A encruzilhada dos padrões privados no Acordo SPS

Este artigo de Rodrigo C.A. Lima, diretor geral da Agroicone, analisa o estágio atual e os limites da discussão sobre padrões privados na OMC, com vistas a evidenciar a dificuldade da Organização em tratar dessa agenda.

Na reunião do Comitê do Acordo sobre Aplicação de Medidas Sanitárias e Fitossanitárias (SPS, sigla em inglês) da Organização Mundial do Comércio (OMC), realizada em março de 2015, os membros chegaram a um impasse sobre o conceito de padrões privados relacionados a medidas sanitárias e fitossanitárias (padrões privados-SPS).

Desde 2005, o tema entrou para a agenda do Comitê, com base na preocupação levantada por São Vicente e Granadinas a respeito de padrões privados aplicados sobre bananas exportadas para o Reino Unido (EurepGAP, hoje conhecidos como GlobalGAP).

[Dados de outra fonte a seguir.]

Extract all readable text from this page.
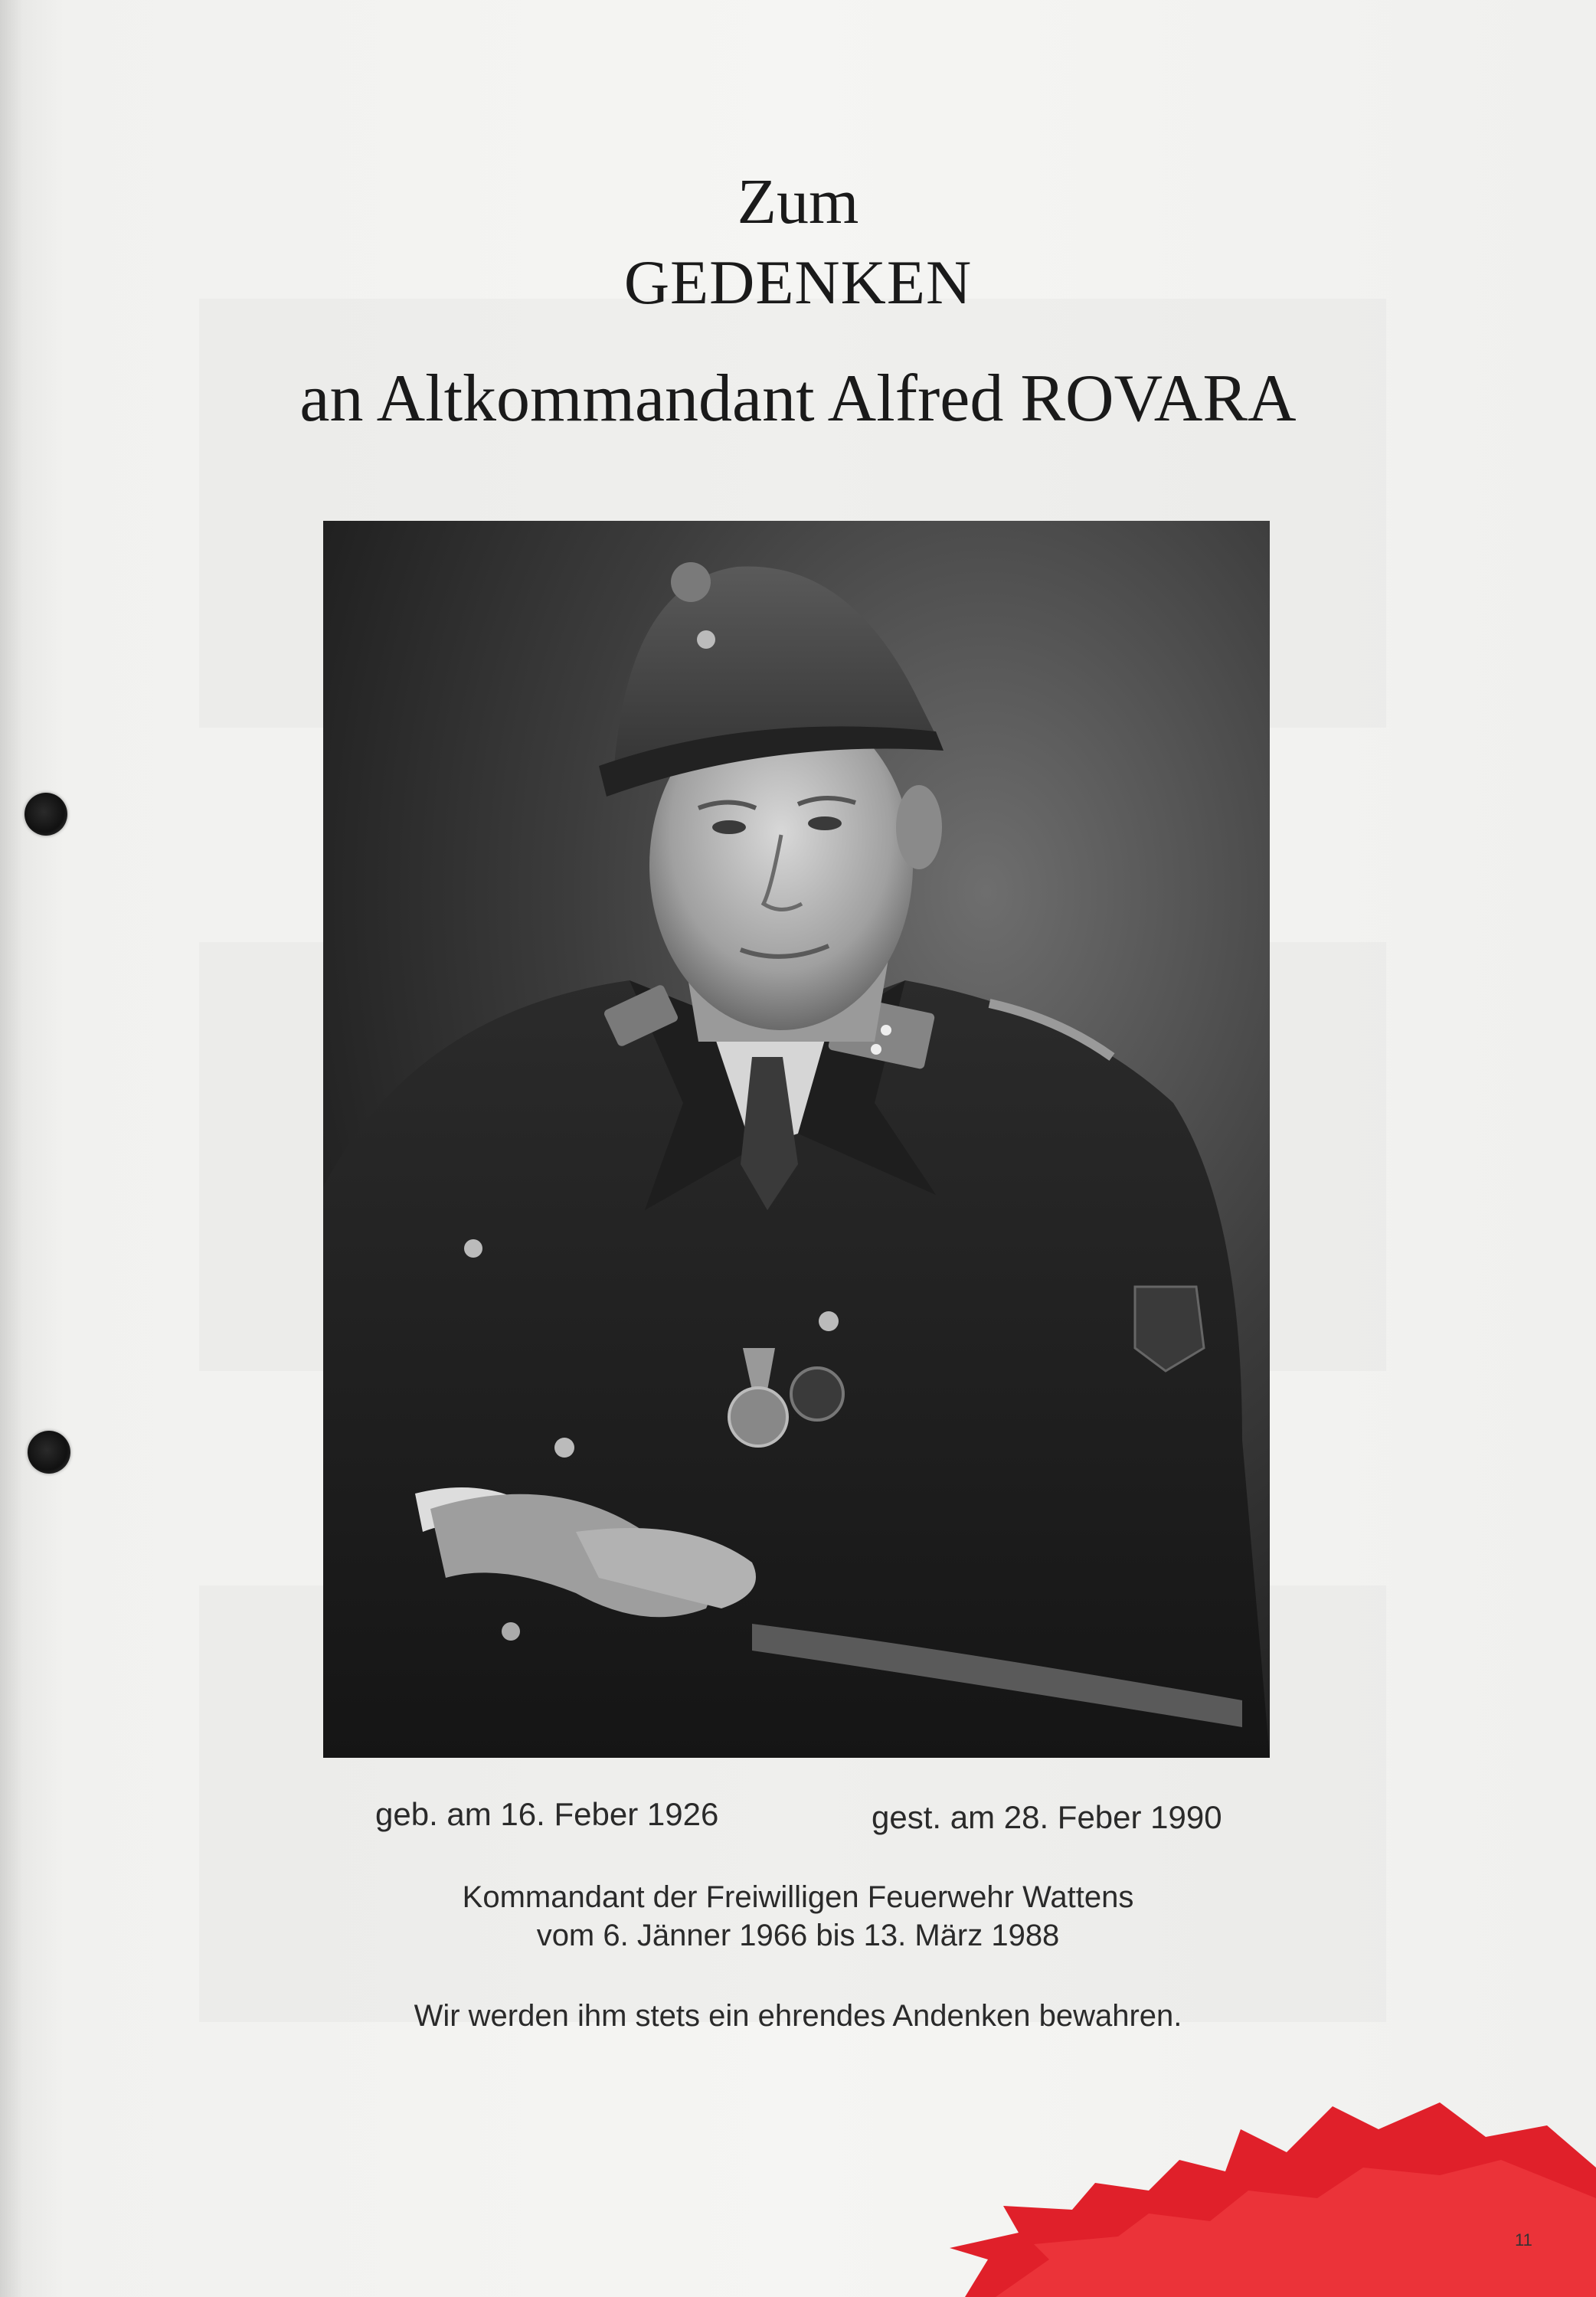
Zum
GEDENKEN
an Altkommandant Alfred ROVARA
geb. am 16. Feber 1926	gest. am 28. Feber 1990
Kommandant der Freiwilligen Feuerwehr Wattens
vom 6. Jänner 1966 bis 13. März 1988
Wir werden ihm stets ein ehrendes Andenken bewahren.
11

A criação de um Grupo de Trabalho Ad Hoc para tratar de padrões privados-SPS, em 2008, abriu espaço para as discussões que envolvem preocupações como:

i) o conceito de padrões privados-SPS;

ii) a inclusão de questões sociais e ambientais nos padrões privados;

iii) o tratamento, pela OMC, de um eventual caso levado ao Órgão de Solução de Controvérsias (OSC), considerando que, por serem privados, tais padrões não têm relação com as regras criadas pelos membros da Organização;

iv) como assegurar que os padrões sejam fundamentados em evidências científicas;

v) o potencial de criar barreiras injustificadas e/ou restrições disfarçadas ao comércio; e

vi) custos para cumprir com os padrões.

Em síntese, preocupações sobre a legitimidade e a responsabilidade pela criação dos padrões são questões centrais que permeiam essa agenda[1].

No entanto, dez anos após o início das discussões sobre padrões privados-SPS, os membros da OMC ainda não lograram chegar a um consenso sobre o conceito dessas medidas. Em paralelo, a velocidade com que os padrões são criados e aplicados no comércio internacional é crescente, com um escopo que vai muito além da proteção da vida e saúde humana, animal e vegetal.

De que tratam as negociações do Comitê?

A Decisão G/SPS/55, adotada em março de 2011, prevê 5 ações relacionadas ao tema, com destaque para a necessidade de que o Comitê desenvolva uma “definição operacional de padrões privados relacionados a medidas SPS”.

Essa discussão tem ocorrido no âmbito do Comitê desde outubro de 2011. Após sucessivas tentativas de definição conceitual, foi criado, em outubro de 2013, um e-Working Group (e-WG), com o propósito de alcançar um consenso sobre esse ponto. Integram o e-WG Argentina, Austrália, Belize, Brasil, Burkina Faso, Canadá, China, Cingapura, Estados Unidos, Japão e União Europeia (UE), coordenados por China e Nova Zelândia.

O trabalho do e-WG baseou-se na proposta de definição conceitual apresentada pelos coordenadores(G/SPS/W/272), segundo a qual “Um padrão privado relacionado a medidas SPS é um requerimento escrito ou um conjunto de requerimentos escritos por uma entidade não governamental, relacionado à segurança alimentar, à vida animal ou vegetal ou à saúde, com vistas ao uso comum e repetitivo” (grifo do autor).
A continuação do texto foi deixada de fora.